ゼネコン各社の有価証券報告書「事業等のリスク」や決算説明資料では、「人材確保・育成」「担い手不足」への対策として外国人技能者・特定技能の活用に言及するケースが増えています。こうした記述の有無と具体性は、各社の人材戦略を読む上で参考になります。

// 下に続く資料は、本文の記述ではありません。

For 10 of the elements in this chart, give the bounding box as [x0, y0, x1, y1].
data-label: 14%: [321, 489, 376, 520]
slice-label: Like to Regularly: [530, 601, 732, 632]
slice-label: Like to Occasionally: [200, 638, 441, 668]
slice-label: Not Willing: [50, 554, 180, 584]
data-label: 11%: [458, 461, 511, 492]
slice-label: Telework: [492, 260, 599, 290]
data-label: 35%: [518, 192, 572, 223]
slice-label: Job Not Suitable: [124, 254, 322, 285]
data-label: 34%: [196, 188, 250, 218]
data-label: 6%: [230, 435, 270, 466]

【建設業の外国人技能者受入れで投資家が確認するポイント】
・在留外国人統計(法務省/出入国在留管理庁)の建設業就労者数推移
・建設労働需給調査(国交省)の不足率の変化
・各社IR「事業等のリスク」「人材戦略」での外国人活用の言及
・外注費単価の動向(特定技能2号拡大による賃金上昇影響)

建設業における外国人技能者の在留状況と国籍別内訳を下図に示します。

国土交通省 外国人建設技能者の現状 在留外国人技能者数推移・国籍別内訳 2026年2月末
出所:国土交通省「建設産業の現状と課題 参考資料集」(令和8年4月)。在留建設分野の外国人技能者は約14.6万人(全建設技能者数の約4.9%)。折れ線グラフで年々増加傾向が確認できる。特定技能2号は213人在留。国籍別ではベトナム38,578人(25.4%)・フィリピン25,338人・中国2,180人・インドネシア3,909人等。

まとめ

制度 目的・特徴 建設業での位置づけ
技能実習 技能移転・ODA的位置づけ(転籍制限あり) 型枠・鉄筋等多数の職種が対象。制度見直し進行中
特定技能1号 即戦力・通算5年上限 JACへの加入必須・試験合格が条件
特定技能2号 熟練技能・長期就労可能 実質的な定住化。担い手確保の柱として期待

建設業の外国人技能者受入れは、国内の人手不足を構造的に補う重要な施策です。制度の整備が進むほど、現場の担い手確保コストと外注費の動向が変化するため、投資家目線でも制度変更のニュースを継続的にチェックすることが有用です。